Now he's considered one of the top guys at Black Hat. He still presents his Black Ops talk at each Black Hat USA, and this year's topic is "Design Reviewing the Web," focusing on Web 2.0 security. He's looking at design bugs, which he cautions are not the same as pure vulnerabilities: "The system is doing exactly what it was built to do... People expect it to authenticate silently, and have a port open for everyone. But they don't expect the bad guy to use it to do something malicious."
He worries about DNS rebinding, an example of a design flaw that can have serious consequences if manipulated nefariously. "I'm working on code that, if you come to my Website, I get to treat your browser as a VPN concentrator and browse your corporate network -- with whatever magic IPsec credentials your machine has, incidentally."
But Kaminsky doesn't take his work too seriously. He considers his work a grown-up chance to play with some pretty cool, albeit influential, toys. He says he's been a geek as long as he can remember: He started writing in Basic and Logo at age five, programming his Tandy "Trash-80" computer, he says. "I could tell the turtle to walk around, and make it do spirograph patterns. I liked the pretty pictures, too."
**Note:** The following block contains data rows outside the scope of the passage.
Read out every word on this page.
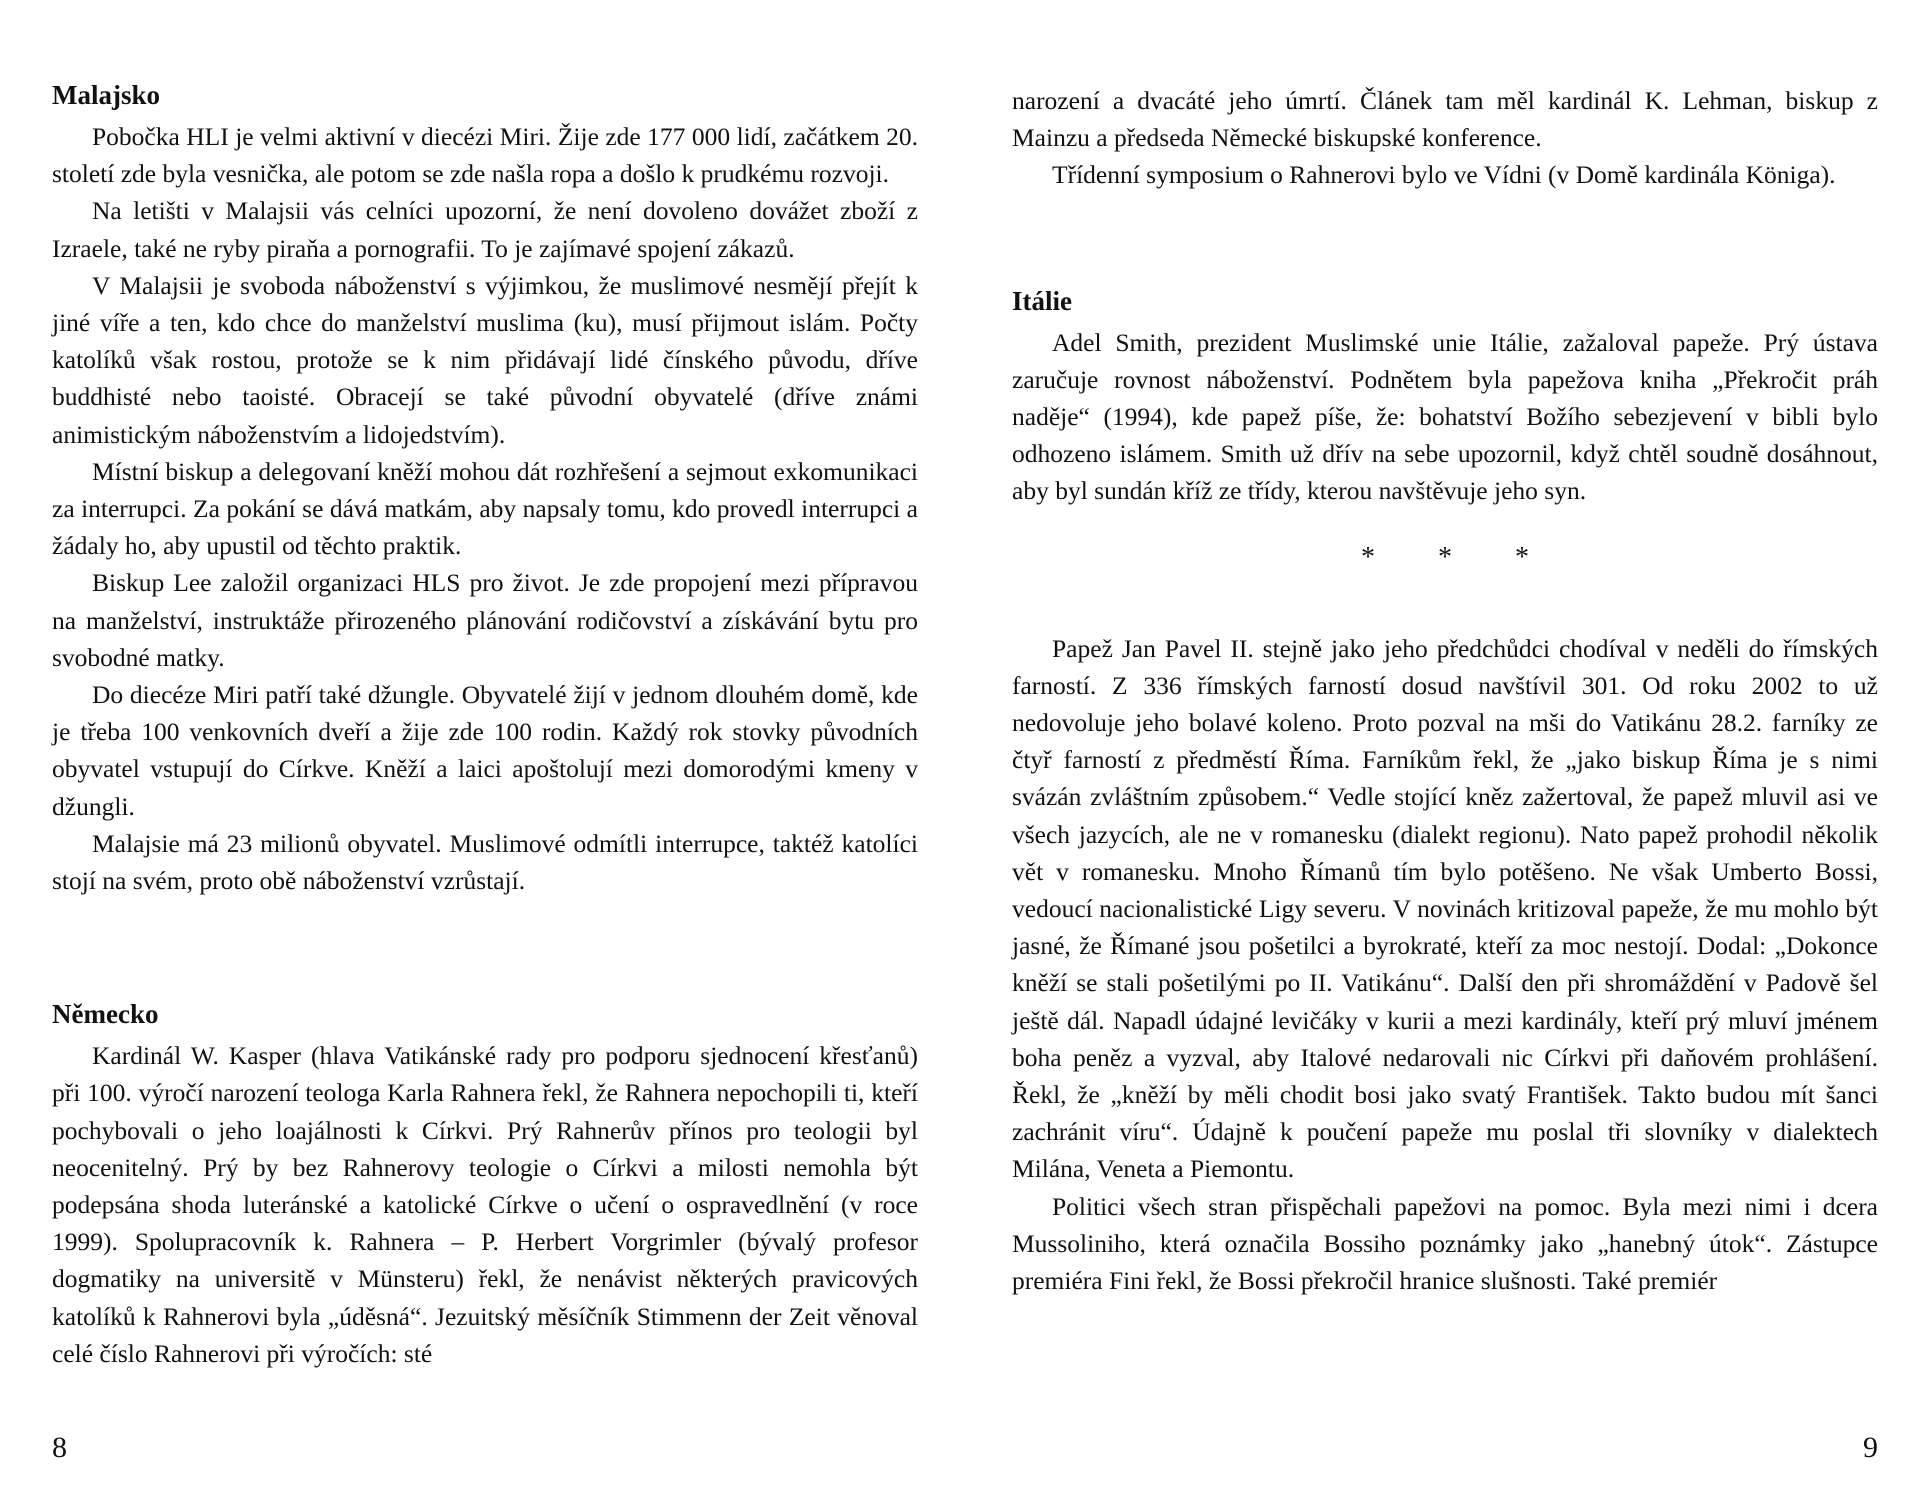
Malajsko

Pobočka HLI je velmi aktivní v diecézi Miri. Žije zde 177 000 lidí, začátkem 20. století zde byla vesnička, ale potom se zde našla ropa a došlo k prudkému rozvoji.

Na letišti v Malajsii vás celníci upozorní, že není dovoleno dovážet zboží z Izraele, také ne ryby piraňa a pornografii. To je zajímavé spojení zákazů.

V Malajsii je svoboda náboženství s výjimkou, že muslimové nesmějí přejít k jiné víře a ten, kdo chce do manželství muslima (ku), musí přijmout islám. Počty katolíků však rostou, protože se k nim přidávají lidé čínského původu, dříve buddhisté nebo taoisté. Obracejí se také původní obyvatelé (dříve známi animistickým náboženstvím a lidojedstvím).

Místní biskup a delegovaní kněží mohou dát rozhřešení a sejmout exkomunikaci za interrupci. Za pokání se dává matkám, aby napsaly tomu, kdo provedl interrupci a žádaly ho, aby upustil od těchto praktik.

Biskup Lee založil organizaci HLS pro život. Je zde propojení mezi přípravou na manželství, instruktáže přirozeného plánování rodičovství a získávání bytu pro svobodné matky.

Do diecéze Miri patří také džungle. Obyvatelé žijí v jednom dlouhém domě, kde je třeba 100 venkovních dveří a žije zde 100 rodin. Každý rok stovky původních obyvatel vstupují do Církve. Kněží a laici apoštolují mezi domorodými kmeny v džungli.

Malajsie má 23 milionů obyvatel. Muslimové odmítli interrupce, taktéž katolíci stojí na svém, proto obě náboženství vzrůstají.

Německo

Kardinál W. Kasper (hlava Vatikánské rady pro podporu sjednocení křesťanů) při 100. výročí narození teologa Karla Rahnera řekl, že Rahnera nepochopili ti, kteří pochybovali o jeho loajálnosti k Církvi. Prý Rahnerův přínos pro teologii byl neocenitelný. Prý by bez Rahnerovy teologie o Církvi a milosti nemohla být podepsána shoda luteránské a katolické Církve o učení o ospravedlnění (v roce 1999). Spolupracovník k. Rahnera – P. Herbert Vorgrimler (bývalý profesor dogmatiky na universitě v Münsteru) řekl, že nenávist některých pravicových katolíků k Rahnerovi byla „úděsná“. Jezuitský měsíčník Stimmenn der Zeit věnoval celé číslo Rahnerovi při výročích: sté

8

narození a dvacáté jeho úmrtí. Článek tam měl kardinál K. Lehman, biskup z Mainzu a předseda Německé biskupské konference.

Třídenní symposium o Rahnerovi bylo ve Vídni (v Domě kardinála Königa).

Itálie

Adel Smith, prezident Muslimské unie Itálie, zažaloval papeže. Prý ústava zaručuje rovnost náboženství. Podnětem byla papežova kniha „Překročit práh naděje“ (1994), kde papež píše, že: bohatství Božího sebezjevení v bibli bylo odhozeno islámem. Smith už dřív na sebe upozornil, když chtěl soudně dosáhnout, aby byl sundán kříž ze třídy, kterou navštěvuje jeho syn.

* * *

Papež Jan Pavel II. stejně jako jeho předchůdci chodíval v neděli do římských farností. Z 336 římských farností dosud navštívil 301. Od roku 2002 to už nedovoluje jeho bolavé koleno. Proto pozval na mši do Vatikánu 28.2. farníky ze čtyř farností z předměstí Říma. Farníkům řekl, že „jako biskup Říma je s nimi svázán zvláštním způsobem.“ Vedle stojící kněz zažertoval, že papež mluvil asi ve všech jazycích, ale ne v romanesku (dialekt regionu). Nato papež prohodil několik vět v romanesku. Mnoho Římanů tím bylo potěšeno. Ne však Umberto Bossi, vedoucí nacionalistické Ligy severu. V novinách kritizoval papeže, že mu mohlo být jasné, že Římané jsou pošetilci a byrokraté, kteří za moc nestojí. Dodal: „Dokonce kněží se stali pošetilými po II. Vatikánu“. Další den při shromáždění v Padově šel ještě dál. Napadl údajné levičáky v kurii a mezi kardinály, kteří prý mluví jménem boha peněz a vyzval, aby Italové nedarovali nic Církvi při daňovém prohlášení. Řekl, že „kněží by měli chodit bosi jako svatý František. Takto budou mít šanci zachránit víru“. Údajně k poučení papeže mu poslal tři slovníky v dialektech Milána, Veneta a Piemontu.

Politici všech stran přispěchali papežovi na pomoc. Byla mezi nimi i dcera Mussoliniho, která označila Bossiho poznámky jako „hanebný útok“. Zástupce premiéra Fini řekl, že Bossi překročil hranice slušnosti. Také premiér

9
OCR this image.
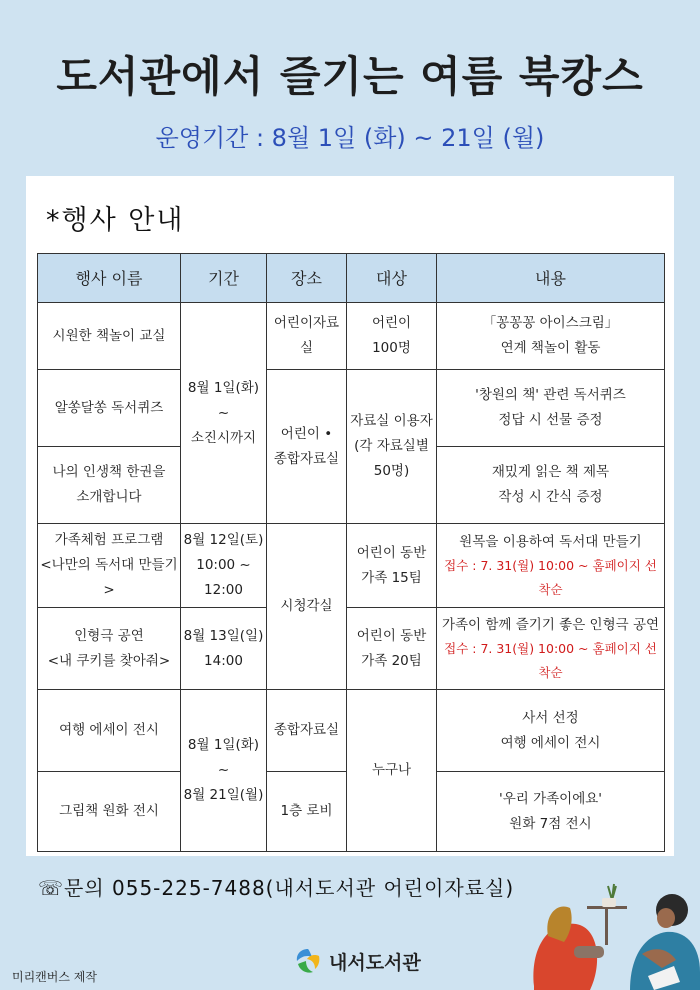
도서관에서 즐기는 여름 북캉스
운영기간 : 8월 1일 (화) ~ 21일 (월)
*행사 안내
행사 이름	기간	장소	대상	내용

시원한 책놀이 교실	8월 1일(화)
~
소진시까지	어린이자료실	어린이
100명	「꽁꽁꽁 아이스크림」
연계 책놀이 활동

알쏭달쏭 독서퀴즈		어린이 •
종합자료실	자료실 이용자
(각 자료실별
50명)	'창원의 책' 관련 독서퀴즈
정답 시 선물 증정

나의 인생책 한권을
소개합니다				재밌게 읽은 책 제목
작성 시 간식 증정

가족체험 프로그램
<나만의 독서대 만들기>	8월 12일(토)
10:00 ~ 12:00	시청각실	어린이 동반
가족 15팀	원목을 이용하여 독서대 만들기
접수 : 7. 31(월) 10:00 ~ 홈페이지 선착순

인형극 공연
<내 쿠키를 찾아줘>	8월 13일(일)
14:00		어린이 동반
가족 20팀	가족이 함께 즐기기 좋은 인형극 공연
접수 : 7. 31(월) 10:00 ~ 홈페이지 선착순

여행 에세이 전시	8월 1일(화) ~
8월 21일(월)	종합자료실	누구나	사서 선정
여행 에세이 전시

그림책 원화 전시		1층 로비		'우리 가족이에요'
원화 7점 전시
☏문의 055-225-7488(내서도서관 어린이자료실)
내서도서관
미리캔버스 제작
Oh, and Kaminsky's family definitely approves of his career moves these days: As a matter of fact, his 80-something year old grandmother will be in Vegas again this year for her fourth Black Hat USA -- no, not to win back Kaminsky's college graduation money, but because she enjoys his presentations as well as occasionally being mistaken for a hacker herself.
Personality Bytes
Different-color hat: "I actually compose music, though I haven't done so recently. I play piano, but not so well. I can compose much better than I can actually play... I tend to build wildly interlinking melodies."
Phobias: "Pathological liars scare me."
Worst day ever at work: "Let's just say a demo failed, in front of a rather... large audience. There's a reason every slide deck I assemble has enough content to demonstrate whatever I'm working on."
Pet peeve: "Having to weaponize the obvious."
After hours: "Travel. I've been lucky enough to meet smart people the world over, and it's always nice to see them. Past that, role playing (Final Fantasy) and puzzle games (Lumines)."
Favorite hangout: "Seattle has more hackers than any other place I've ever been in my life."
Recently loaded onto his iPod: "Binary Finary's 'Melomania Deluxe'; Snow Patrol, 'Shut Your Eyes'; Derek Oren and Jeremy Robson, 'Final Fantasy VI Cantata For Dancing, Mors ego sum mortis OC Remix.' "
PC or Mac? "TRS-80 Color Computer 3."
Ride: "2002 Toyota Corolla with 32,000 miles. I drive to and from work. I'll be interested in car hacking when I find a way to ping every vehicle on earth."
Next career: "UI [user interface] designer."